I ended up doing a deep dive in to this subject. I read a few books (rachel simmons) about queen bee behavior and bullying studies and bystanders doing nothing (kip williams) and there is no magic solution but this is what i do now......
I recommend staying true to YOUR integrity. Some people really want to belong above all else and i get that, but for me, as hard as it was, i needed to know that i was not party to excluding somebody.
So now when i sense somebody is about to be excluded, i speak out like ive no fears ill be the one excluded and say once "i think we should invite everybody!'
The queen bee will not like it but she'll note your integrity and hate you for it, she'll note your bravery, no fear you'll end up excluded, and she'll hate you for it! She will think carefully about going head to head with you. 6 people will secretly quietly notice that you are brave enough to swim up stream and for the purpose of doing the right thing but they will say and do nothing.

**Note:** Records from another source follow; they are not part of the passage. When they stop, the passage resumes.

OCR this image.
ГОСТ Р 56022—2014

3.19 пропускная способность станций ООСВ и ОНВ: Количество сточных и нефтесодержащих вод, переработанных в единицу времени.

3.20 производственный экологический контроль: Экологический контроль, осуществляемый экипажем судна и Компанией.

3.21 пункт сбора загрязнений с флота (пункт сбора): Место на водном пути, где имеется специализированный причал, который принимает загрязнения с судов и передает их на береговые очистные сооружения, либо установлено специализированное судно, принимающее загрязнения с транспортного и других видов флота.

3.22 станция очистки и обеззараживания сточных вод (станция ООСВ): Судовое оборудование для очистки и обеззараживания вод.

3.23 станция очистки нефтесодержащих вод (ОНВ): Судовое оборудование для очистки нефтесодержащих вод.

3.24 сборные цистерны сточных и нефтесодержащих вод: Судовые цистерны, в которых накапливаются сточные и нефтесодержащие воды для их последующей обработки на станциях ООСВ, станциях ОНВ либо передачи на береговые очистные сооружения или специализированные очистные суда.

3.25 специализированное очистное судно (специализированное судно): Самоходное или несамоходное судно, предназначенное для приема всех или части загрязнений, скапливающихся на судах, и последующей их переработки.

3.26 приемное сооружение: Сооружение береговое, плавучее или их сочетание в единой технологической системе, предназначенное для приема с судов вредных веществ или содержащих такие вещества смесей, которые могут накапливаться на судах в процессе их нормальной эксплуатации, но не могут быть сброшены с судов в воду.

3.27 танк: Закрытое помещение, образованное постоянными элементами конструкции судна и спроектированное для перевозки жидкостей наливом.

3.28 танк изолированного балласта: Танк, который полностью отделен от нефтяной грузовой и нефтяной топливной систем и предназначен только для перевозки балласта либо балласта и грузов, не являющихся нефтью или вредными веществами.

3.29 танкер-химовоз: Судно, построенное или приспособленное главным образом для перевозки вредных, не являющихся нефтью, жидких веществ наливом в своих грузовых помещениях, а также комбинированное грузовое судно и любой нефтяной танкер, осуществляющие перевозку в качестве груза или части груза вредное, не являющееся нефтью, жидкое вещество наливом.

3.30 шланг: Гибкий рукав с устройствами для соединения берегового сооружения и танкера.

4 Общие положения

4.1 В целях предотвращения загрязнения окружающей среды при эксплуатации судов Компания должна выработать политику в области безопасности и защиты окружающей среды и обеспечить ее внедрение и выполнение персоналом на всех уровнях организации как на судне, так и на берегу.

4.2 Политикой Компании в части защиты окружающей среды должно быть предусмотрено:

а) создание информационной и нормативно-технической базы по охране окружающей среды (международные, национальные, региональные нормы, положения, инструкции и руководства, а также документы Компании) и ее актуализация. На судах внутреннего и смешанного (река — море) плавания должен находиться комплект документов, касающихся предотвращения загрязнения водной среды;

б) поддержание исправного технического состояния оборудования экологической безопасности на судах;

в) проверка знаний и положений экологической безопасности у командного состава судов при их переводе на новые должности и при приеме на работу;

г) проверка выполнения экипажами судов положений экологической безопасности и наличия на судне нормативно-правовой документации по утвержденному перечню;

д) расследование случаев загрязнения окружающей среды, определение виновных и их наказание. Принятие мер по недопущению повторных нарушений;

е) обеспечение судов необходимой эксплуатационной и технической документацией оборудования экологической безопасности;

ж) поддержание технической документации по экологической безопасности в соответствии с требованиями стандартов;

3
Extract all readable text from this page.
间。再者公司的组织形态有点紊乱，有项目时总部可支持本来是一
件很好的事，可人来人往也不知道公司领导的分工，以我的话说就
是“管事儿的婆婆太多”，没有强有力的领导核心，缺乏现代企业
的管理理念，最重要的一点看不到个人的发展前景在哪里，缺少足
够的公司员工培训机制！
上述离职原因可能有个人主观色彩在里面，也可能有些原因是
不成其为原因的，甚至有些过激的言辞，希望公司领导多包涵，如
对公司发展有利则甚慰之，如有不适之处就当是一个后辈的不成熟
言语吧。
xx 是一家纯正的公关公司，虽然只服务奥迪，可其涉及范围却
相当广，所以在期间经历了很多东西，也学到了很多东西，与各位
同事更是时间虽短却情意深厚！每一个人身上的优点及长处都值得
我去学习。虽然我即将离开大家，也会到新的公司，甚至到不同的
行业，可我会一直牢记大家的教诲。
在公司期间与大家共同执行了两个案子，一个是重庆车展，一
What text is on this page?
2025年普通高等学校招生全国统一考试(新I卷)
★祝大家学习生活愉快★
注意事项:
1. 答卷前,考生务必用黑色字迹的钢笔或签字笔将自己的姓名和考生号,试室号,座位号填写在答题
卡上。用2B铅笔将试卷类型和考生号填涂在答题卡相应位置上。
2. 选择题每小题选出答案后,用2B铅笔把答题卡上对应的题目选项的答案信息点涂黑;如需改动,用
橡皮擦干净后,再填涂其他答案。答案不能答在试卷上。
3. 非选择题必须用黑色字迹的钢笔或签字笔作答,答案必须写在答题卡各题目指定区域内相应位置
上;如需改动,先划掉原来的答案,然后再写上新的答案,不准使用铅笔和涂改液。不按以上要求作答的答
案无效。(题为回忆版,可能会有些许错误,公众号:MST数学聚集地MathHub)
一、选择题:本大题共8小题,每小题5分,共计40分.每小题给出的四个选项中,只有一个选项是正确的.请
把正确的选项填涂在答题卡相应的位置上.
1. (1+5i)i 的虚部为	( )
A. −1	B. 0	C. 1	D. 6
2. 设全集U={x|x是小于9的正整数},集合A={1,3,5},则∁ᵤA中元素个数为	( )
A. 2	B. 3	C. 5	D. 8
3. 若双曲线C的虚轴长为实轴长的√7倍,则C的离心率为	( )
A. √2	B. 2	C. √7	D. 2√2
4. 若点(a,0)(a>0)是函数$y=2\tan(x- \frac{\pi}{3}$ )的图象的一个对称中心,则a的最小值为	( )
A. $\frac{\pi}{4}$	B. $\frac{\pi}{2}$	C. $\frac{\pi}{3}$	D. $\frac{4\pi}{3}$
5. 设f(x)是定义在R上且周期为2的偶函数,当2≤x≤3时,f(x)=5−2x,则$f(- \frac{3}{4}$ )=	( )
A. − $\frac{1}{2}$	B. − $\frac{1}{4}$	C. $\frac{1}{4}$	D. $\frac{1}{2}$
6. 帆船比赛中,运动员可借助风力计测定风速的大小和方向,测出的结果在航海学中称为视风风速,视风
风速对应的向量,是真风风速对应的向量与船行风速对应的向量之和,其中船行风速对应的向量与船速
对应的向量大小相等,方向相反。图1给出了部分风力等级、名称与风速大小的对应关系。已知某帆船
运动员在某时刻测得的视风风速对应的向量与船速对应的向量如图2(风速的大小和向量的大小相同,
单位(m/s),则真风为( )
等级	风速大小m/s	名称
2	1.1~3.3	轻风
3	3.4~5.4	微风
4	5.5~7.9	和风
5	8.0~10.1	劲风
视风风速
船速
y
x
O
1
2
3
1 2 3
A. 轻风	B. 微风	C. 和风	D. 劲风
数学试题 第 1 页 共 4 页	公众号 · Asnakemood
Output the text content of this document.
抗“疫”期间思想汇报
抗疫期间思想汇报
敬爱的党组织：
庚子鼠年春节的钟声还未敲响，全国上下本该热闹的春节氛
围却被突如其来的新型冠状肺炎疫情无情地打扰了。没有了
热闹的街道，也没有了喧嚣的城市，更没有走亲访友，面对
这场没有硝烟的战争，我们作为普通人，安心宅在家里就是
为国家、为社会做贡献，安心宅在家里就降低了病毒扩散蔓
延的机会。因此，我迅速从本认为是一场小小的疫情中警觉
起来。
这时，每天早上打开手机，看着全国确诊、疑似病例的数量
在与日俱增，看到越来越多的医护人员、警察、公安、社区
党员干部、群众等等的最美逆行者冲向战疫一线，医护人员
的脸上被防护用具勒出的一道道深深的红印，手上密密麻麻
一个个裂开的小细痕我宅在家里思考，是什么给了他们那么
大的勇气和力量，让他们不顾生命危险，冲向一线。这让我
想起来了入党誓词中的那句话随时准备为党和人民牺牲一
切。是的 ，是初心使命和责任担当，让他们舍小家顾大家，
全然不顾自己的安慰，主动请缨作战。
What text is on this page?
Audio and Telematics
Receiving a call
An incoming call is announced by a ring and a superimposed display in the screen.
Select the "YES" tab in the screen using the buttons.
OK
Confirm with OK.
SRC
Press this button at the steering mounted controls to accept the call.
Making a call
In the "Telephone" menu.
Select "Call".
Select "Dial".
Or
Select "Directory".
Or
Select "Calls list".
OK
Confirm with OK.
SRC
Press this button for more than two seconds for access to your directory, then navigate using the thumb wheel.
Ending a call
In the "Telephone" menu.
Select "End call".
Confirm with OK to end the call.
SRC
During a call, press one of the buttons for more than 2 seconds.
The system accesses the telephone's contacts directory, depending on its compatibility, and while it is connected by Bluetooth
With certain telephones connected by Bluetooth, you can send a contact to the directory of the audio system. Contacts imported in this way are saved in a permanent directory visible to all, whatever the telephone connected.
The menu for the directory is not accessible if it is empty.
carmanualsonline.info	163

If the queen bee excludes you, act like you couldnt care less! You're busy! You have other friends! I bet 3 of the 6 bystanders come back to you knowing that your group is a place where harmonious inclusion is the standard. No pressure.
I was excluded by two queen bees years ago, two groups, so twice!! i explored what was going on and concluded that im a threat to covert scapegoating narcs because im open, honest, direct but "low status" (single parent not wealthy) and have no social capital to validate a narc, but i connect easily with most people.
Something about my detection of their social 'mask' combined with their detection that my confidence is not as old/innate as i present is both a threat and a challenge.